The Anglican theologian N T Wright asked the question, “how does the world, and in particular the Christian faith, deal with the problem of ‘evil’?” And of course, this then requires us to understand what ‘evil’ is. Most people probably have two levels of definition. Firstly, ‘that which is bad or not good’, and then there is that which is ‘truly Evil’ (which can even be personified as in ‘the Evil One’).
In the Judeo/Christian psyche: God is good, Satan is evil. Does this mean that God and Satan are 2 equal forces, balancing out the universe in a type of Ying/Yang way. Is Satan another god? If God created all things, did He create ‘evil’? Do we need ‘evil’ to be able to appreciate ‘good’?

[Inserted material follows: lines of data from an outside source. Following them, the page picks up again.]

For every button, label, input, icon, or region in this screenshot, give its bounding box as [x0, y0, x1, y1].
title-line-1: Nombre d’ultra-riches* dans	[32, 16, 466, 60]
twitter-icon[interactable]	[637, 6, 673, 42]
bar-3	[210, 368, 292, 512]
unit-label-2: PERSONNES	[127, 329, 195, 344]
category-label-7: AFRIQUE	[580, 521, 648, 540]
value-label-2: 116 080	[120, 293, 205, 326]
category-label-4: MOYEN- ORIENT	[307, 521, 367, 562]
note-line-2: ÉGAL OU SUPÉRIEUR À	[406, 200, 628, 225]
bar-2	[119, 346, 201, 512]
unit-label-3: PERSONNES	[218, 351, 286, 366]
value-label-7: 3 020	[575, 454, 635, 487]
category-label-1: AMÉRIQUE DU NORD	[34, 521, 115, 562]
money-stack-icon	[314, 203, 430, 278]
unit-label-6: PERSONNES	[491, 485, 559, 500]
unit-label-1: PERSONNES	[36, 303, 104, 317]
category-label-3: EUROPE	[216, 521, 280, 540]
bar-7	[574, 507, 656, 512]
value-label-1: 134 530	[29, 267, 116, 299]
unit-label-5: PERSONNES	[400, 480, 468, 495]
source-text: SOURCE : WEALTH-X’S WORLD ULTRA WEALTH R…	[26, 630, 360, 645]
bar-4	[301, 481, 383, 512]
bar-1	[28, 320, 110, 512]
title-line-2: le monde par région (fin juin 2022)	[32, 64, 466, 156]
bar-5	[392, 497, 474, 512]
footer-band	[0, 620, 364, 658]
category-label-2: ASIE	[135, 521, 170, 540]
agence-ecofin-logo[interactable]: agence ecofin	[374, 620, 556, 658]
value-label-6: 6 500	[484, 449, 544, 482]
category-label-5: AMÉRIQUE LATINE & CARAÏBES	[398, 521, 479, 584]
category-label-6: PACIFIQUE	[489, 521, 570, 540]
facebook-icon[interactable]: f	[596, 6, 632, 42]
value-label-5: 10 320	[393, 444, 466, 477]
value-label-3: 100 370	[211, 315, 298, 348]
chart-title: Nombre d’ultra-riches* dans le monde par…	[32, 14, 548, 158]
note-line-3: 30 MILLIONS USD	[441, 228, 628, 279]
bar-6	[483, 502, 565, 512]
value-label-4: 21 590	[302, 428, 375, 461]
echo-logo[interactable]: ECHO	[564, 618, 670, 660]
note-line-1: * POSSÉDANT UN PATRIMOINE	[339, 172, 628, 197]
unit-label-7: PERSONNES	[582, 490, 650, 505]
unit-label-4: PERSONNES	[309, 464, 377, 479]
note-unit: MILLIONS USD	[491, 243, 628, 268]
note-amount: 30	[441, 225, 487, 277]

Some have said that evil is merely the absence of good, as darkness is the absence of light, or cold is the absence of heat. And in a limited sense this may be true if we define ‘evil’ as such. However, we are all aware that ‘evil’ is much more than ‘not good’. To get a better understanding of this issue we must, as always, return to the source of all things.
God is ‘Love’ (1 John 4:8). We have defined ‘love’ elsewhere as ‘the giving of ourselves, and all that we have, for the betterment of the other, regardless of how much it may affect us’, as demonstrated in John 3:16. Thus we can say that God desires the best for humanity (1 Timothy 2:3-4, “For this is good and acceptable in the sight of God our Savior, who desires all men to be saved and to come to the knowledge of the truth.). Therefore, ‘desire’ is an attribute of God and His image.
Satan, as Lucifer, had the desire to worship, but instead of desiring to give the worship to God recognising His due worth, he chose to desire worship for his own. This meant that he needed to steal the worship from God’s image as well. Thus, Satan used ‘The Lie’ to tempt Adam with the desire to be ‘as God’, even though he already was. Consequently, Adam’s sin of eating from the tree was a because of his own desire.
The desire to benefit others is love, which gives life (as in God desired to make man in His image, and therefore created creation). The desire to benefit oneself at the expense of others is evil (we call it ‘lust of the flesh’ Ephesians 2:3, “among whom also we all once conducted ourselves in the lusts of our flesh, fulfilling the desires of the flesh and of the mind, and were by nature children of wrath, just as the others.”). In English, it is a visible sign that ‘evil’ is the reverse of ‘live’. Do we give beneficially, or do we take: not just towards other people but also to the rest of creation, and even towards God.
So, how do we deal with the issue of ‘evil’? Easy – LOVE!